Director Lina Plioplyte turns her lens on Cohen — creator of the Advanced Style blog — as he photographs women on the streets of New York in the documentary, premiering at the Hot Docs festival.
Piloplyte said she initially started filming short clips of the women peeking through their closets and "having cute moments," which received an incredible response on YouTube. After putting out a trailer that netted one million views, Cohen said they decided to get serious about making a film, distilling 200 hours of footage for the documentary.
Beyond the fashion, "Advanced Style" delves into the women's joys and passions — as well as their vulnerabilities, such as the desire for love and companionship in their golden years.
"The movie would not be what it is if it was only about fashion," Plioplyte said in an interview seated alongside Cohen. "I did not want to make a film that's only about colour and dress because who they are behind the clothing are women who are like all of us. We want to be happy, we want to have a companion, so it was an absolutely necessary part of the film.
"With the life experience of 60 or 80 years comes not only this glamorous idea of self, knowing of self, but also you have a lot of dark stuff that you went through in your life that makes you who you are — makes you strong," she added. "They're vulnerable and strong. That's the most beautiful thing to me. And they're comfortable in their vulnerability as much as their strength."
Wearing ornate toppers, colourful coats and stacks of bangles and baubles adorning their arms, two of the stars of "Advanced Style" express pride in being able to redefine outdated societal views of seniors.
"I think it's the greatest inspiration for older women and younger women," said Lynn Dell, 81, founder of the Off Broadway Boutique. "We want to just show them what we can do, what we're about and what it's all about — what you can do."
"I live a very creative life and I encourage others to just find their creativity and their vitality and go for it — without judgment," said Debra Rapoport, 69, who operates the Viva Le Hat website and Etsy shop and has presented workshops on personal style and creativity.
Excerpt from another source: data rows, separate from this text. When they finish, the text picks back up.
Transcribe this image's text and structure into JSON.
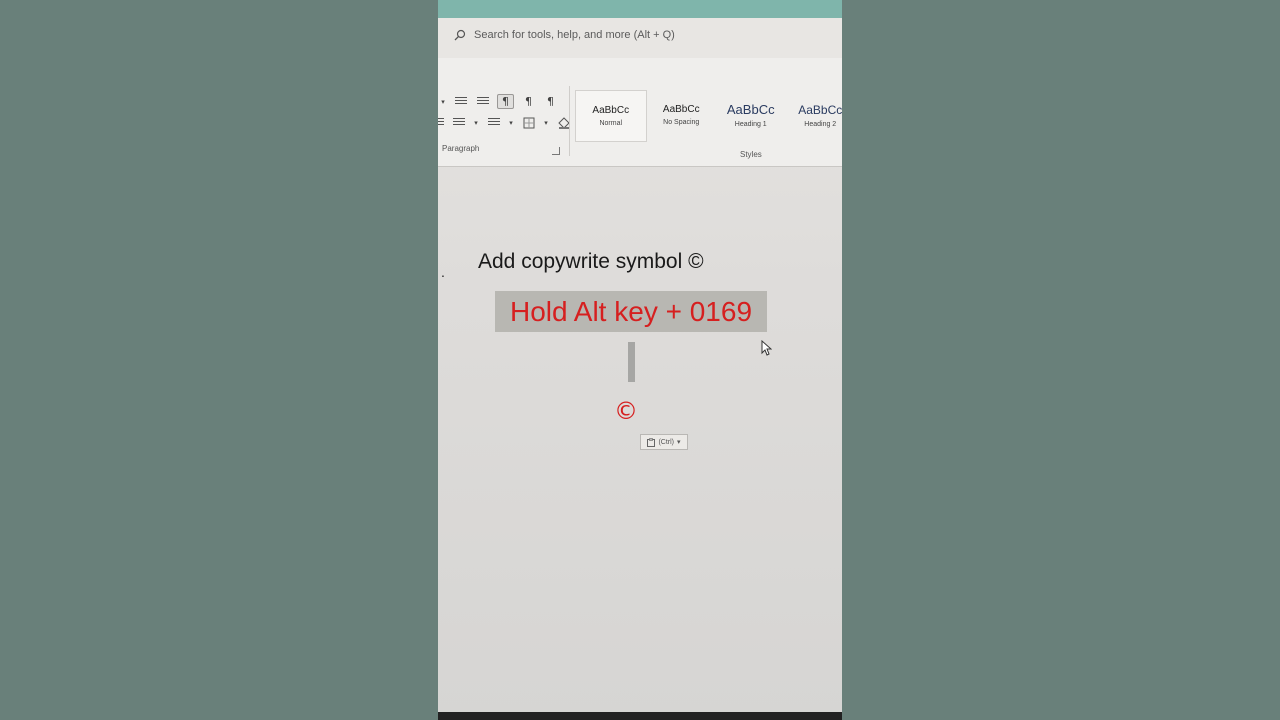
{
  "search": {
    "placeholder": "Search for tools, help, and more (Alt + Q)"
  },
  "ribbon": {
    "paragraph_label": "Paragraph",
    "styles_label": "Styles",
    "styles": [
      {
        "sample": "AaBbCc",
        "name": "Normal",
        "selected": true
      },
      {
        "sample": "AaBbCc",
        "name": "No Spacing",
        "selected": false
      },
      {
        "sample": "AaBbCc",
        "name": "Heading 1",
        "selected": false
      },
      {
        "sample": "AaBbCc",
        "name": "Heading 2",
        "selected": false
      }
    ],
    "icons": {
      "pilcrow_ltr": "¶",
      "pilcrow_rtl": "¶",
      "pilcrow": "¶"
    }
  },
  "document": {
    "bullet": ".",
    "heading": "Add copywrite symbol ©",
    "highlighted_text": "Hold Alt key + 0169",
    "inserted_symbol": "©"
  },
  "paste_options": {
    "label": "(Ctrl)",
    "caret": "▾"
  },
  "colors": {
    "background": "#69807a",
    "accent_text": "#d61f1f",
    "highlight": "#b8b7b2",
    "title_strip": "#7fb5ab"
  }
}
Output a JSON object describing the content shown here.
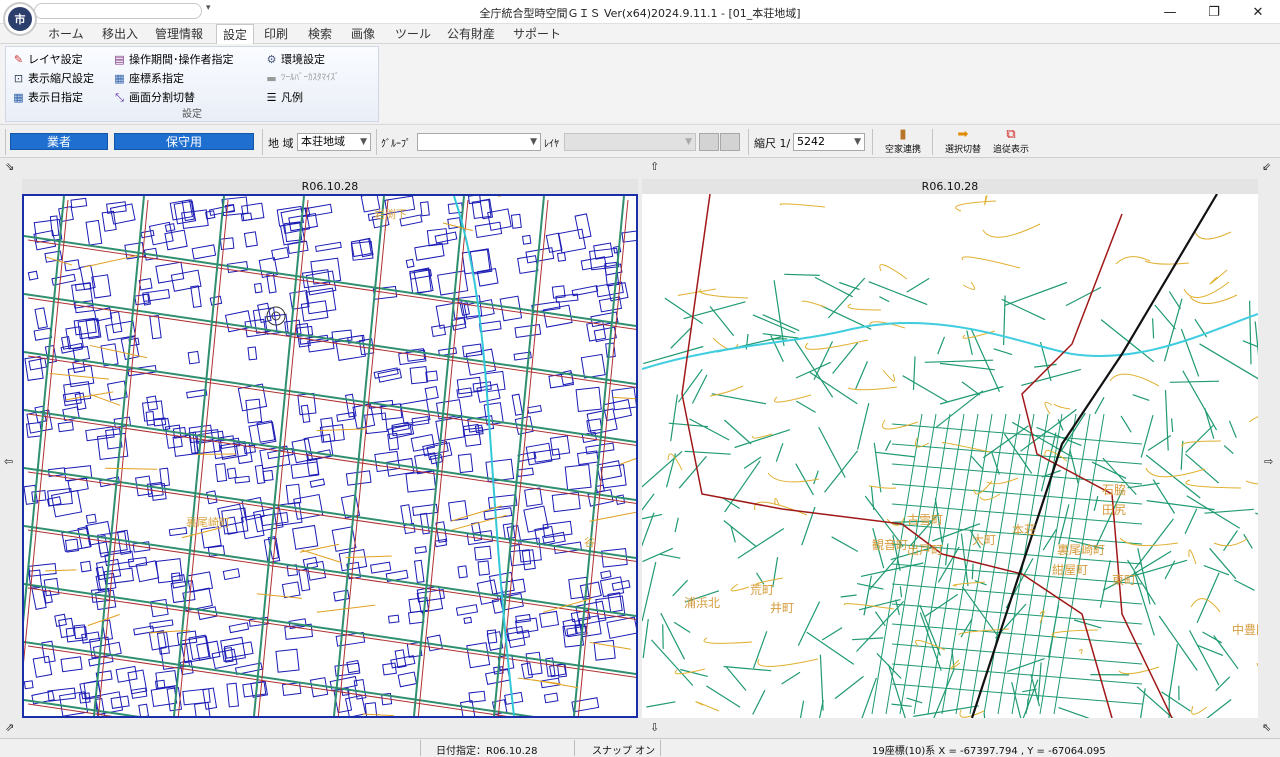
{
  "window": {
    "title": "全庁統合型時空間ＧＩＳ Ver(x64)2024.9.11.1 - [01_本荘地域]",
    "logo_text": "市",
    "min": "—",
    "max": "❐",
    "close": "✕"
  },
  "menu": {
    "tabs": [
      "ホーム",
      "移出入",
      "管理情報",
      "設定",
      "印刷",
      "検索",
      "画像",
      "ツール",
      "公有財産",
      "サポート"
    ],
    "active": "設定"
  },
  "ribbon": {
    "group_label": "設定",
    "layer_settings": "レイヤ設定",
    "display_scale": "表示縮尺設定",
    "display_date": "表示日指定",
    "operation_period": "操作期間･操作者指定",
    "coordinate_system": "座標系指定",
    "split_screen": "画面分割切替",
    "environment": "環境設定",
    "toolbar_customize": "ﾂｰﾙﾊﾞｰｶｽﾀﾏｲｽﾞ",
    "legend": "凡例"
  },
  "toolbar": {
    "vendor_btn": "業者",
    "maintenance_btn": "保守用",
    "region_label": "地 域",
    "region_value": "本荘地域",
    "group_label": "ｸﾞﾙｰﾌﾟ",
    "group_value": "",
    "layer_label": "ﾚｲﾔ",
    "layer_value": "",
    "scale_label": "縮尺 1/",
    "scale_value": "5242",
    "vacant_house": "空家連携",
    "select_switch": "選択切替",
    "follow_display": "追従表示"
  },
  "map": {
    "left_date": "R06.10.28",
    "right_date": "R06.10.28",
    "right_labels": [
      "古雪町",
      "観音町",
      "出戸町",
      "浦浜北",
      "大町",
      "本荘",
      "紺屋町",
      "井町",
      "荒町",
      "東町",
      "田尻",
      "裏尾崎町",
      "石脇",
      "中豊岡"
    ],
    "left_labels": [
      "岩渕下",
      "裏尾崎町",
      "谷"
    ]
  },
  "status": {
    "date_spec": "日付指定：R06.10.28",
    "snap": "スナップ オン",
    "coords": "19座標(10)系  X = -67397.794 , Y = -67064.095"
  }
}
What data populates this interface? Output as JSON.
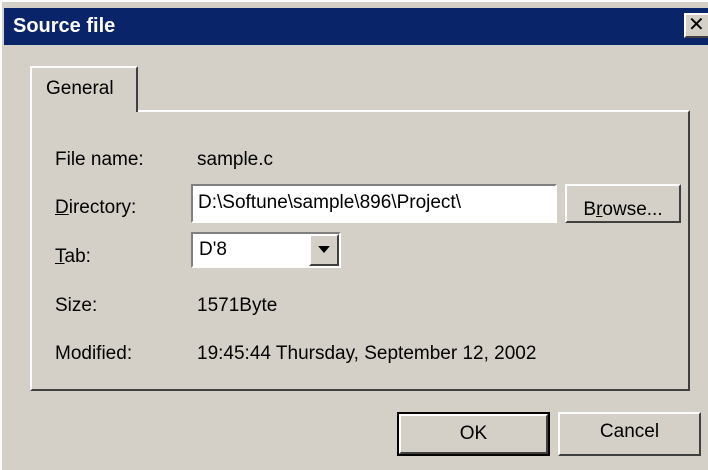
{
  "window": {
    "title": "Source file"
  },
  "tabs": [
    {
      "label": "General"
    }
  ],
  "fields": {
    "file_name_label": "File name:",
    "file_name_value": "sample.c",
    "directory_label_hotkey": "D",
    "directory_label_rest": "irectory:",
    "directory_value": "D:\\Softune\\sample\\896\\Project\\",
    "tab_label_hotkey": "T",
    "tab_label_rest": "ab:",
    "tab_value": "D'8",
    "size_label": "Size:",
    "size_value": "1571Byte",
    "modified_label": "Modified:",
    "modified_value": "19:45:44 Thursday, September 12, 2002"
  },
  "buttons": {
    "browse_pre": "B",
    "browse_hotkey": "r",
    "browse_post": "owse...",
    "ok": "OK",
    "cancel": "Cancel"
  },
  "colors": {
    "titlebar": "#0a246a",
    "face": "#d4d0c8"
  },
  "icons": {
    "close": "close-icon",
    "dropdown": "chevron-down-icon"
  }
}
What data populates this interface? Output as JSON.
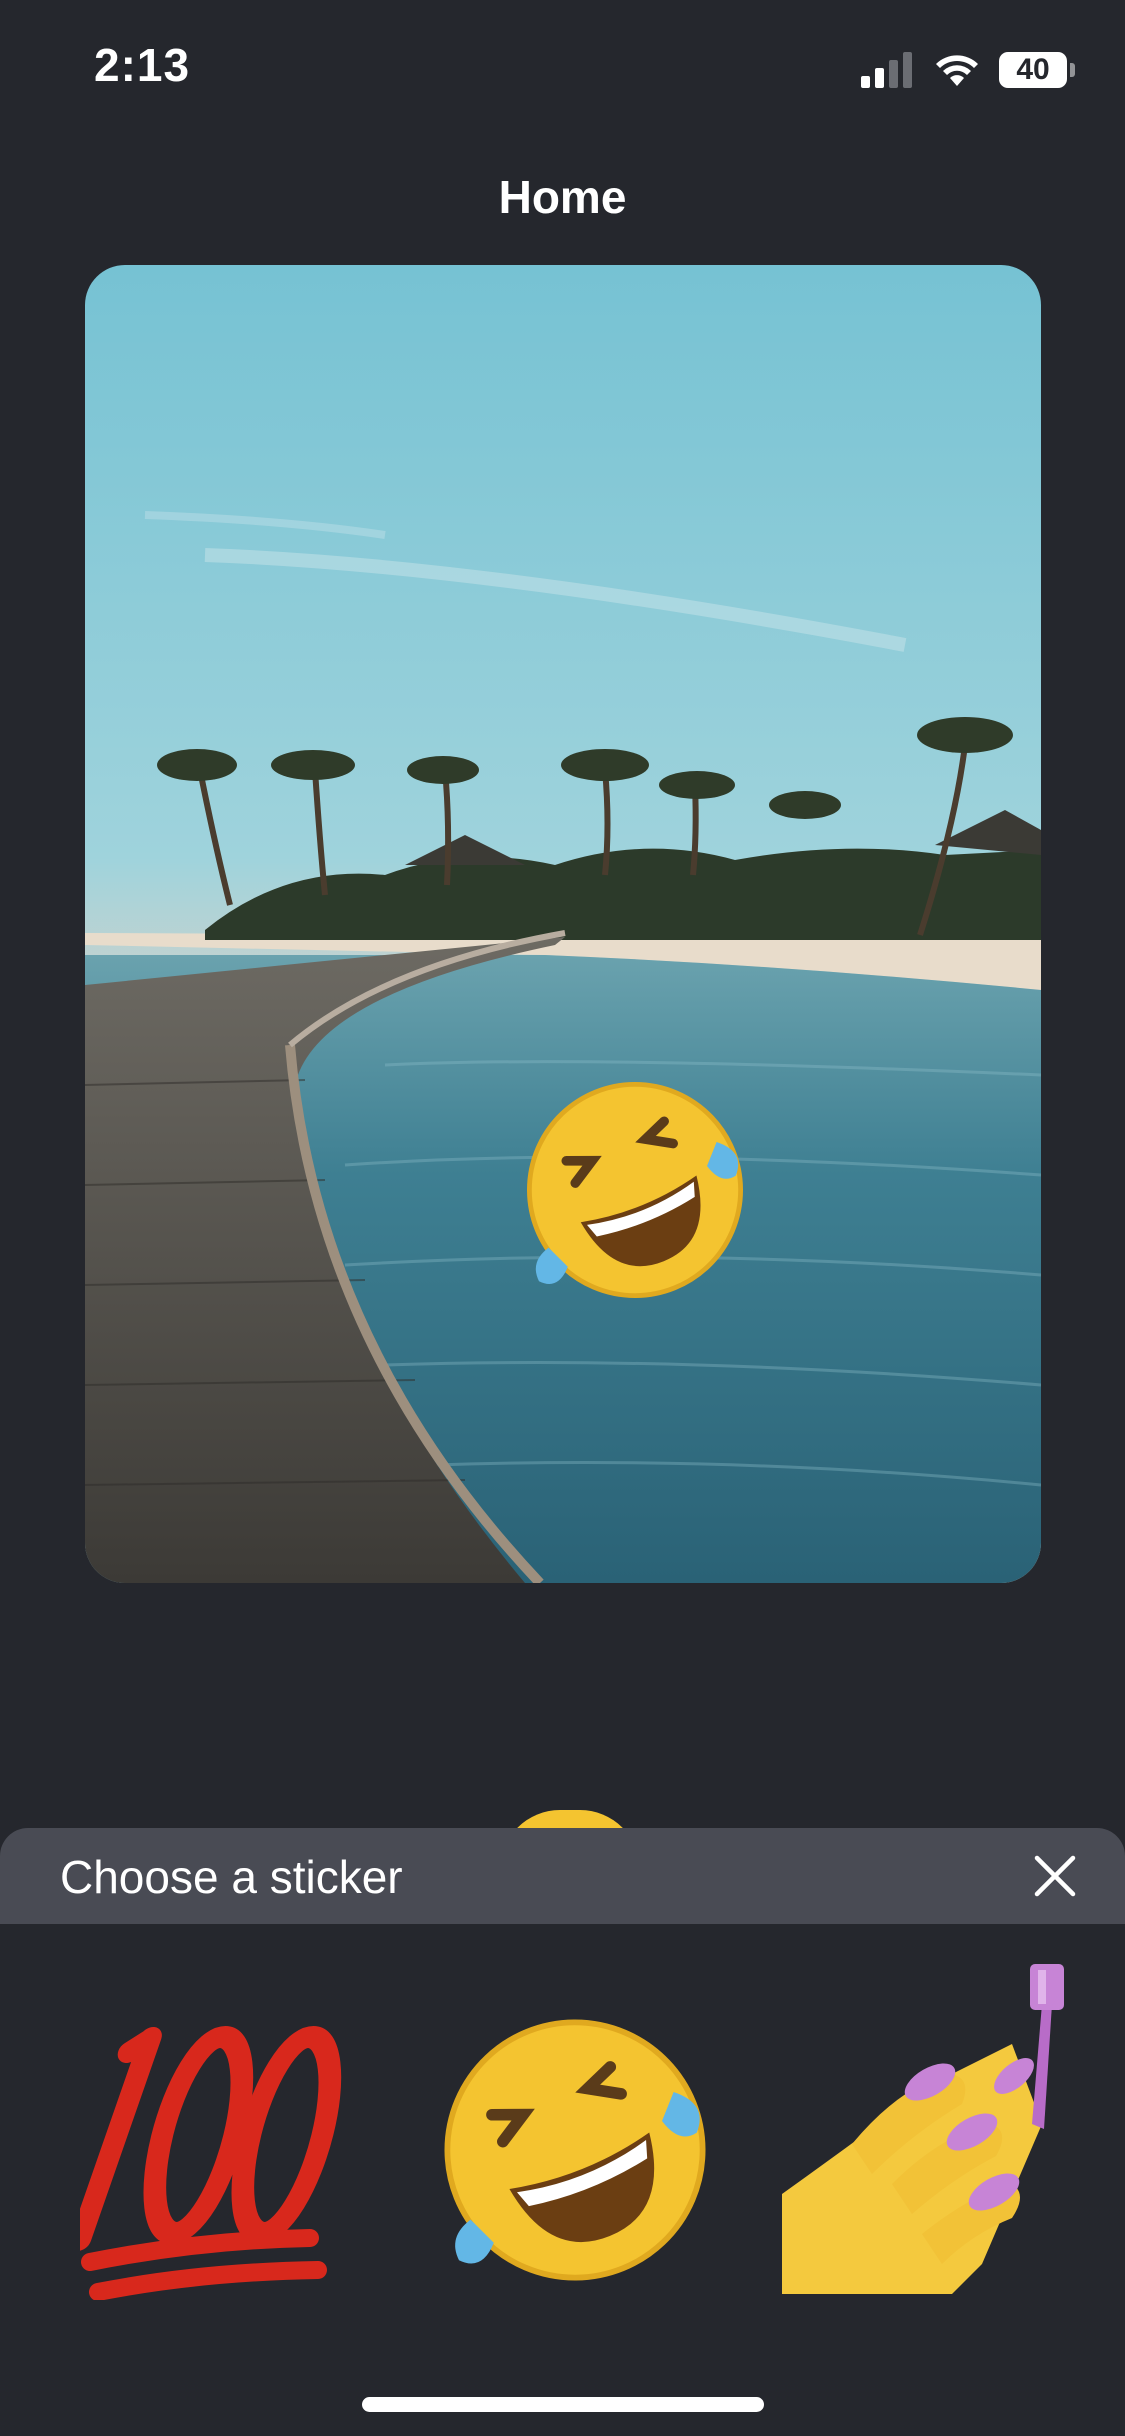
{
  "status_bar": {
    "time": "2:13",
    "battery": "40",
    "icons": [
      "signal-icon",
      "wifi-icon",
      "battery-icon"
    ]
  },
  "nav": {
    "title": "Home"
  },
  "photo": {
    "placed_sticker": "rolling-on-floor-laughing-emoji"
  },
  "sticker_panel": {
    "title": "Choose a sticker",
    "close_icon": "close-icon",
    "stickers": [
      {
        "name": "hundred-points-emoji"
      },
      {
        "name": "rolling-on-floor-laughing-emoji"
      },
      {
        "name": "nail-polish-emoji"
      }
    ]
  },
  "colors": {
    "background": "#25272d",
    "panel_header": "#494b54",
    "text": "#ffffff"
  }
}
"It's not about shopping, it's not about brand names. It's about finding what works for you and how you want to present yourself to the world."
Dell described her approach to style as painting a picture with all of the elements coming together, and said she draws on the city as a source of inspiration. "It comes from everything. It comes from within, number 1."
"I think it totally starts from within with an open heart and open mind to find things," added Rapoport, who said she hardly wears the same ensemble twice, constantly mixing and matching items in her wardrobe. "Everything is derivative, but it always has to feel like you're connected to it."
In the film, Cohen described his grandmothers as his best friends and spoke of his desire to start photographing older women with great style to show that aging can be a wonderful thing, and that individuals can dress up and look good regardless of their age.
In addition to the blog and the film, Cohen has also released an "Advanced Style" book and said some of the women have started to land other new opportunities.
"These women are travelling to Toronto and then to London and then doing campaigns. That's what keeps them going — is doing things and keeping active and moving," said Cohen.
"As far as us not seeing positive portrayals of older people, I do hope that changes. That is a goal of mine to bring visibility to older people: positive, cool, fun visibility, because everything you see is kind of patronizing, clinical or negative. And so I'm trying to do the opposite with my work."